Dokumentasi Ika Andriani, 2016 |
Dokumentasi Ika Andriani, 2016 |
Setelah melalui kawasan desa, panorama perjalanan yang disuguhkan sungguh menarik. Tepian laut berhiaskan Pulau Mules di tengah-tengahnya. Lagi-lagi, saya hanya dapat menyaksikan dengan mata saya sendiri, tanpa sempat merekamnya dalam kamera saya. Seiring dengan berjalannya kendaraan, kondisi jalan terlihat semakin buruk. Beberapa kali, kami harus turun dari mobil untuk menjaga keseimbangan kendaraan. Jika berpapasan dengan mobil lain, Om Raka harus pintar mengatur tak-tik karena jalan yang dilewati cukup sempit.
Dokumentasi Ika Andriani, 2016 |
Di tengah perjalanan, kami juga dihadang oleh penduduk setempat yang melakukan pengaspalan di siang hari. Pengaspalan tersebut cukup memakan waktu pengunjung maupun penduduk yang hendak melintas. Kami harus rela menunggu sampai warga mempersilakan kami lewat.
Setelah menempuh empat jam perjalanan, kami tiba di Desa Denge. Jika ingin bertandang ke Waerebo, sebaiknya singgah terlebih dahulu di Pusat Informasi dan Perpustakaan Waerebo di Desa Denge. Bapak Blasius merupakan salah satu penduduk yang akan menyambut tamu di bagian pusat informasi.
Saat ini, biaya masuk Desa Waerebo sebesar Rp 200.000,00/orang selama satu hari. Jika ingin bermalam di Waerebo, biaya masuk per orang dikenakan Rp 345.000,00.
Untuk menuju kawasan Waerebo, kami harus mendaki gunung sepanjang 9 km selama tiga jam. Jalan yang kami lalui merupakan jalan setapak di tengah belantara hutan. Oleh karena itu, setiap rombongan tamu diwajibkan menggunakan ranger dari penduduk lokal. Saat musim hujan, jalan setapak menjadi sangat licin. Tidak hanya itu, salah satu teman saya terkena lintah saat di Waerebo. Harus ekstra hati-hati untuk menuju surga tersembunyi itu.
Selama 1 km terakhir, medan perjalanan yang ditempuh berupa turunan. Sebelum memasuki Waerebo, kami harus singgah terlebih dahulu di sebuah saung dan membunyikan kentongan sebagai tanda sinyal masuk kepada warga Waerebo.

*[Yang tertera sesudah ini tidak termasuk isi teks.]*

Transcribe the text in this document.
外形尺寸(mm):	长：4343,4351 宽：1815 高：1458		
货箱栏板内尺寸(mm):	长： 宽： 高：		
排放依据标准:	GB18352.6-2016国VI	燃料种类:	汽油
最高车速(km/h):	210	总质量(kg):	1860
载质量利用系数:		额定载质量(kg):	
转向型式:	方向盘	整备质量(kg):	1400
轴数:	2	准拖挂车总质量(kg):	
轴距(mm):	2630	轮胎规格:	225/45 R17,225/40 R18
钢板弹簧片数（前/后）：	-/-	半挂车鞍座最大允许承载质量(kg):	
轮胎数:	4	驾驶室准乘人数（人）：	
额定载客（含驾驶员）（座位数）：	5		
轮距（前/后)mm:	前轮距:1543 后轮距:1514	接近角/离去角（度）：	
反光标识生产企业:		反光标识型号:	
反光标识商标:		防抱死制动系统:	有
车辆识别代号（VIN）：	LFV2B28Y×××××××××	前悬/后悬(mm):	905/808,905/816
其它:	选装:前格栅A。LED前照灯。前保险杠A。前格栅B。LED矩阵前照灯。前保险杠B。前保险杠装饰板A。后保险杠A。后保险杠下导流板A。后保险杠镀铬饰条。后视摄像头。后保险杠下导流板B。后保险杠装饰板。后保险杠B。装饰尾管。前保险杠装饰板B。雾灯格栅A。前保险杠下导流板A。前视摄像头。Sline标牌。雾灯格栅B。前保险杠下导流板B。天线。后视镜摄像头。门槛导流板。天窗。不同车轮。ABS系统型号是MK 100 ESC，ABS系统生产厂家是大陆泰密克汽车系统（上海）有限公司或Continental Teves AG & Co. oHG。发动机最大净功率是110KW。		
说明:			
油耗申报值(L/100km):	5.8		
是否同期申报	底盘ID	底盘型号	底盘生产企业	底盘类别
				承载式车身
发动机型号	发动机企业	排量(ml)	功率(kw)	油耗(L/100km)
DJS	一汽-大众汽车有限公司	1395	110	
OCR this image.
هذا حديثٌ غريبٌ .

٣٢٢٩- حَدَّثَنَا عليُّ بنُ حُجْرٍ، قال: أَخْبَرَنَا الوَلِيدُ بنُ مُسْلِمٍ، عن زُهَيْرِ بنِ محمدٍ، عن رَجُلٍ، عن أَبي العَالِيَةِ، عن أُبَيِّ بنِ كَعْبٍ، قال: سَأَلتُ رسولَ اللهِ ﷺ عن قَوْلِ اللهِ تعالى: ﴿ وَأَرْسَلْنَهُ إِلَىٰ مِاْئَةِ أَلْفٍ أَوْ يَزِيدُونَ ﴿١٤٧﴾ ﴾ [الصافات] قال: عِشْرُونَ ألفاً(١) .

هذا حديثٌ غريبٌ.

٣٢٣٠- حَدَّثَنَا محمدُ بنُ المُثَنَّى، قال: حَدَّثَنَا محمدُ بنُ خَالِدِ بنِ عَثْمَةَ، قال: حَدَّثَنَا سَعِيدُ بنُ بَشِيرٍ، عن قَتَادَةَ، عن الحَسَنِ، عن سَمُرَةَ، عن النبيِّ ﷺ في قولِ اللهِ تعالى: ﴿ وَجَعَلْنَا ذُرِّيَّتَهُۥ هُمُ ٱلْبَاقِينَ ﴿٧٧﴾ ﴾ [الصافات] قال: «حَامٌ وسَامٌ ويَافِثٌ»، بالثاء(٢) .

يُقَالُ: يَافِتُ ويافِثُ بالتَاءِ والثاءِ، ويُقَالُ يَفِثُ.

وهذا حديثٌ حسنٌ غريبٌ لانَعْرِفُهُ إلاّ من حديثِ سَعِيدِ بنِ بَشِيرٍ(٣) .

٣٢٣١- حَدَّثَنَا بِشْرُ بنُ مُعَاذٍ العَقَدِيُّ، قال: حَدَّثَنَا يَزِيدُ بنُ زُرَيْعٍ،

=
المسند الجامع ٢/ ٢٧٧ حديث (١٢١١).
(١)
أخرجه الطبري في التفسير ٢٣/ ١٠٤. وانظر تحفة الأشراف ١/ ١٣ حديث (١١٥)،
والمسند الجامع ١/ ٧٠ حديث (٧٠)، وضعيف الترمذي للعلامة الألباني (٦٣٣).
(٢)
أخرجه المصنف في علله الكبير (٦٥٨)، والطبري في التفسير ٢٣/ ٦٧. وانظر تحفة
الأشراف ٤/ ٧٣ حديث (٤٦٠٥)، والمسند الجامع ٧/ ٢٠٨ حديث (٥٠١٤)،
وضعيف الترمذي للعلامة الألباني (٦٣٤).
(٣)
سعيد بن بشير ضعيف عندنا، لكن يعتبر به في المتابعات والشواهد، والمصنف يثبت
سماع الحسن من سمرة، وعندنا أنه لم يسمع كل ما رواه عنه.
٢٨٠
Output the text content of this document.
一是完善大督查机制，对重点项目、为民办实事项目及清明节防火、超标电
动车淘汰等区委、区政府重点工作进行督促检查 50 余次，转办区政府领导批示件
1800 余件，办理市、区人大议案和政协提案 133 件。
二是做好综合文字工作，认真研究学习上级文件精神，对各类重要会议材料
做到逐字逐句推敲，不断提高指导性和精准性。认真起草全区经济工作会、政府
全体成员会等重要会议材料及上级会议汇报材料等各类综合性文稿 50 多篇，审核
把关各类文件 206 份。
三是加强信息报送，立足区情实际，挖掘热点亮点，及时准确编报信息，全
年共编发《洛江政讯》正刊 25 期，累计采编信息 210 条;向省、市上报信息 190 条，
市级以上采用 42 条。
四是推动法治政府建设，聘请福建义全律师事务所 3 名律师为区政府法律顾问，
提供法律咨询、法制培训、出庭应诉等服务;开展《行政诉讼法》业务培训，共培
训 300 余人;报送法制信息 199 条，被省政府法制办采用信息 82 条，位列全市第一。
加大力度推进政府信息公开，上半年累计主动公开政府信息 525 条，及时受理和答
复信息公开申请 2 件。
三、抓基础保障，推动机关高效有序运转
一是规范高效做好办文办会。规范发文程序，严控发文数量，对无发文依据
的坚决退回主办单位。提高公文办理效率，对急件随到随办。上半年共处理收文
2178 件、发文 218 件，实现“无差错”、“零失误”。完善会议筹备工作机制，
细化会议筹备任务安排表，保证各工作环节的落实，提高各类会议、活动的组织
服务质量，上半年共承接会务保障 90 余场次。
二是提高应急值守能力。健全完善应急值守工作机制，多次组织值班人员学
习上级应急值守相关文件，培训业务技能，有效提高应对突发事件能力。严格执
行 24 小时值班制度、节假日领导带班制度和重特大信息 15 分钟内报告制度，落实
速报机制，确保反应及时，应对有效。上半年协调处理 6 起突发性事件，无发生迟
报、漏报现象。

Pemandangan dari atas lembah |
Selanjutnya, satu persatu dari rombongan kami mulai mengulas senyum di bibir, pertanda senang karena rasa lelah kami terbayar. Perlahan, bulir-bulir keringat kami yang menetes berganti jadi wajah ceria, bersyukur telah berhasil menginjakkan kaki di Waerebo. Desa Waerebo memang seperti surga tersembunyi di antara pegunungan. Tidak hanya itu, penduduknya juga ramah menyambut kedatangan kami. Sebelum beristirahat, kami harus bertandang ke rumah gendang (rumah utama) untuk melaksanakan upacara penyambutan oleh ketua adat. Tidak lupa, kami menyisihkan uang sebagai sesajen upacara. Setelah upacara penyambutan selesai, kami dipersilakan beristirahat di rumah tamu.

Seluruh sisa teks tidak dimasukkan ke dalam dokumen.